As OpenSea has grown, it has struggled to prevent theft and fraud. The company is facing at least four lawsuits from traders, and one of its former executives was indicted this month on charges related to insider trading involving NFTs. Via NYT
An image provided by Chris Chapman of his Bored Ape Yacht Club NFT artwork, which he had listed for sale on OpenSea, the largest NFT marketplace, setting the price at about $1 million
Chris Chapman used to own one of the most valuable commodities in the crypto world: a unique digital image of a spiky-haired ape dressed in a spacesuit.
Chapman bought the non-fungible token last year, as a widely hyped series of digital collectibles called the Bored Ape Yacht Club became a phenomenon. In December, he listed his Bored Ape for sale on OpenSea, the largest NFT marketplace, setting the price at about $1 million. Two months later, as he got ready to take his daughters to the zoo, OpenSea sent him a notification: The ape had been sold for roughly $300,000.
A crypto scammer exploited a flaw in OpenSea’s system to buy the ape for significantly less than its worth, said Chapman, who runs a construction business in Texas.
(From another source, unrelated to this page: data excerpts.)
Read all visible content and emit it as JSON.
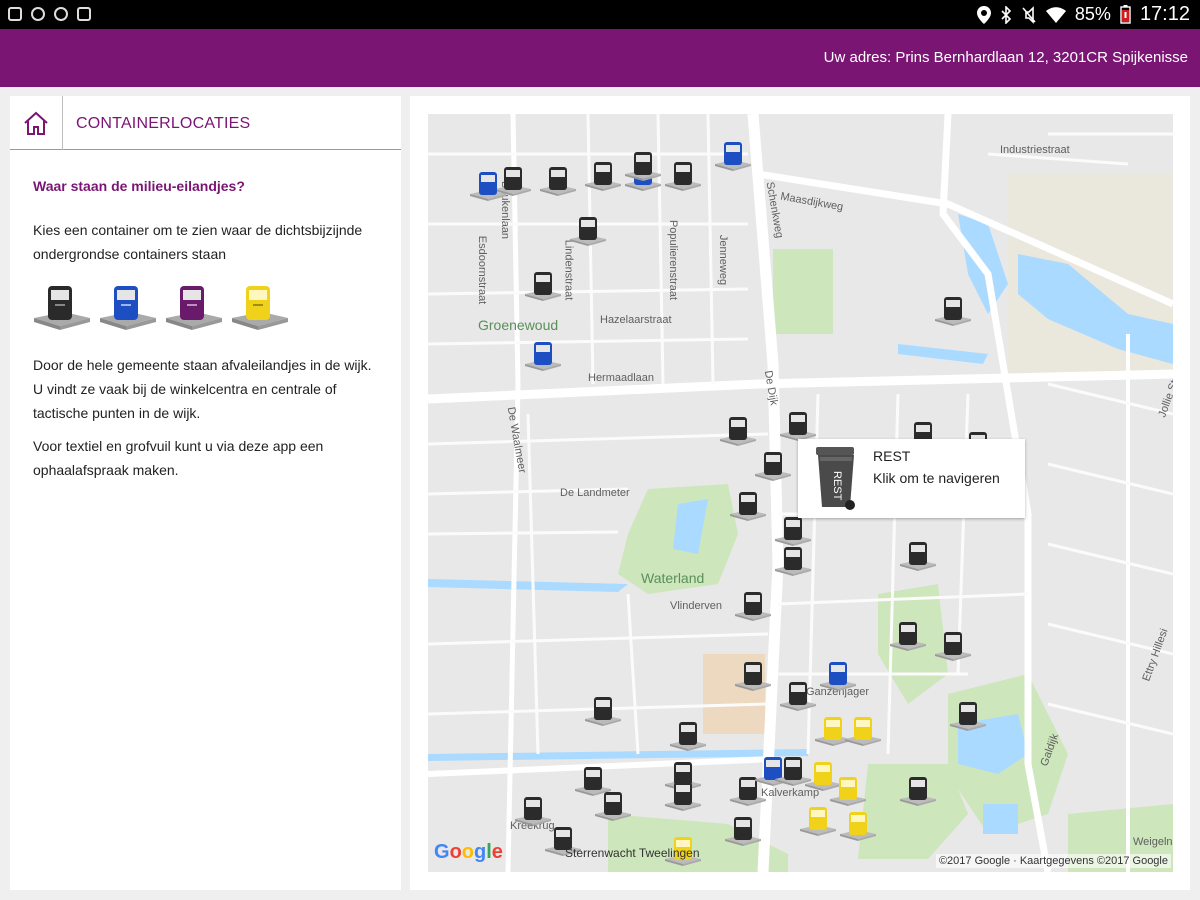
{
  "statusbar": {
    "battery": "85%",
    "time": "17:12",
    "left_icons": [
      "screenshot-icon",
      "settings-icon",
      "settings-icon",
      "gallery-icon"
    ],
    "right_icons": [
      "location-icon",
      "bluetooth-icon",
      "mute-icon",
      "wifi-icon",
      "battery-icon"
    ]
  },
  "header": {
    "address": "Uw adres: Prins Bernhardlaan 12, 3201CR Spijkenisse",
    "bar_color": "#7a1574"
  },
  "sidebar": {
    "home_icon": "home-icon",
    "title": "CONTAINERLOCATIES",
    "question": "Waar staan de milieu-eilandjes?",
    "intro": "Kies een container om te zien waar de dichtsbijzijnde ondergrondse containers staan",
    "containers": [
      {
        "type": "REST",
        "color": "#2a2a2a",
        "icon": "rest-container-icon"
      },
      {
        "type": "PAPIER",
        "color": "#1e4fc2",
        "icon": "paper-container-icon"
      },
      {
        "type": "PLASTIC",
        "color": "#6a1a6a",
        "icon": "plastic-container-icon"
      },
      {
        "type": "GLAS",
        "color": "#f1d21a",
        "icon": "glass-container-icon"
      }
    ],
    "paragraph1": "Door de hele gemeente staan afvaleilandjes in de wijk. U vindt ze vaak bij de winkelcentra en centrale of tactische punten in de wijk.",
    "paragraph2": "Voor textiel en grofvuil kunt u via deze app een ophaalafspraak maken."
  },
  "map": {
    "streets": [
      "Industriestraat",
      "Maasdijkweg",
      "Schenkweg",
      "Populierenstraat",
      "Jenneweg",
      "Lindenstraat",
      "Esdoornstraat",
      "Beukenlaan",
      "Hazelaarstraat",
      "Hermaadlaan",
      "De Waalmeer",
      "De Dijk",
      "De Landmeter",
      "Vlinderven",
      "Ganzenjager",
      "Kalverkamp",
      "Kreekrug",
      "Ettry Hillesi",
      "Galdijk",
      "Weigeln",
      "Jollie Straat"
    ],
    "areas": [
      "Groenewoud",
      "Waterland"
    ],
    "landmark": "Sterrenwacht Tweelingen",
    "google_logo": "Google",
    "copyright": "©2017 Google · Kaartgegevens ©2017 Google",
    "infowindow": {
      "title": "REST",
      "subtitle": "Klik om te navigeren",
      "icon": "rest-bin-icon"
    },
    "marker_types": {
      "rest": {
        "color": "#2b2b2b",
        "icon": "rest-marker-icon"
      },
      "paper": {
        "color": "#1e4fc2",
        "icon": "paper-marker-icon"
      },
      "glass": {
        "color": "#f1d21a",
        "icon": "glass-marker-icon"
      }
    }
  }
}
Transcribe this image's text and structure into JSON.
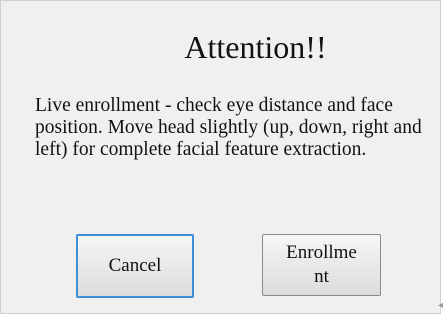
{
  "dialog": {
    "title": "Attention!!",
    "message": "Live enrollment - check eye distance and face position.  Move head slightly (up, down, right and left) for complete facial feature extraction.",
    "buttons": {
      "cancel_label": "Cancel",
      "enroll_label_line1": "Enrollme",
      "enroll_label_line2": "nt"
    }
  }
}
Last month, OpenSea offered him about $30,000 in compensation, he said, which he turned down in hopes of negotiating a larger payout.
The company has made “a lot of stupid, dumb mistakes,” Chapman, 35, said. “They don’t really know what they’re doing.”
Chapman is one of many crypto enthusiasts who have raised questions about OpenSea, an eBay-like site where people can browse millions of NFTs, buy the images and put their own up for sale. In the last 18 months, OpenSea has become the dominant NFT marketplace and one of the highest-profile crypto startups. The company has raised more than $400 million from investors, valuing it at a staggering $13.3 billion, and recruited executives from tech giants like Meta and Lyft.